I took Geospatial analysis course in Fall 2016 term which guided us through different ArcMap tools useful for digital spatial data analysis. For my final project I choose to explore tools in ArcMap for processing data acquired by Lidar technologies.
UAV-mounted Lidar technologies provide measurements of the distance between the UAV and the target which is converted to elevation for further analysis in GIS software. These post-processed spatially organized data are known as point cloud data. The most common file formats of point cloud data are LAS or LAZ (which is a compressed version of LAS). The initial point clouds are large collections of 3D elevation points (y for latitude, and x for longitude, and z for elevation) with additional attributes such as signal intensity and Global Positioning System (GPS) time stamps. Point cloud data represent elevations of the surface including the ground, buildings, forest canopy, highway overpasses, and anything else that the laser beam encounters during the survey. Therefore, these data could be used to derive Digital elevation model (DEM) and Digital surface model (DSM) that could be used further for various applications. In this work the elevation data is used in order to derive tree heights, which in turn may provide information on their age and maturity (e.g. canopy volume).
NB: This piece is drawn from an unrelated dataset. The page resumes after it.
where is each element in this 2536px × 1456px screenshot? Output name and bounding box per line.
According to the information found on ArcGIS website, Arc Map offers the following three data types for processing point-based Lidar data: mosaic dataset, LAS dataset, and terrain dataset.
I decided to explore the two last datasets which are more functional for data processing. According to ArcGIS website, the LAS dataset is useful to produce rasters directly from LAS files and include the influence of breaklines in the process. The terrain dataset can be used to load only required data from the LAS files (e.g., bare earth) into a geodatabase to create a terrain dataset from which DEMs/DSMs could be derived. Terrain datasets support ASCII and LAS formats, while the mosaic and LAS datasets support LAS only (description was found on ArcGIS website).
A LAZ file for a mountain area from Idaho State, US uploaded from the Open Topography website was used for the analysis. The LAZ file was decompressed to LAS using decompression software for further processing in ArcMap.
Processing Lidar Data Using LAS Datasets was conducted based on the information found in the online training course “Managing Lidar Data Using LAS Datasets” by Esri. LAS Dataset allows to easily access and analyze data without pre-processing. Moreover, according to Esri, the LAS dataset is a binary file created and stored in a file folder instead of geodatabase. The LAS dataset stores only the references to LAS files and surface constraints stored on the disk. Therefore, it could be created very fast for large datasets. The file statistics were analyzed easily using the LAS Dataset. The final maps derived from the LAS Dataset are shown in Figures below.
Processing Lidar Data Using Terrain Datasets was conducted based on the information found in the online training course “Managing Lidar Data in ArcGIS 10” and ArcGIS Help. Lidar datasets are usually bulky and require significant computational resources. However, this issue could be resolved by grouping Lidar points into multipoints (according to Esri, “multipoint is a geometry type used to represent numerous points that are grouped into an individual shape”). Then, the obtained multipoints could be loaded into a geodatabase. Each multipoint stores many points using one database row. This option saves storage space and improves input/output (i.e., reading/writing) performance (as described in the training course). The final maps derived from the Terrain Datasets for the original data subset are shown in Figures below.
To conclude, the LAS dataset method is very convenient and very fast to analyze the data and derive the final maps. Terrain dataset method requires much more effort in order to analyse data and derive the final maps. One of the benefits of using the terrain dataset method is its ability to produce a subset for the area of interest. Moreover, according to the description of the terrain dataset, it is able to better process large data files.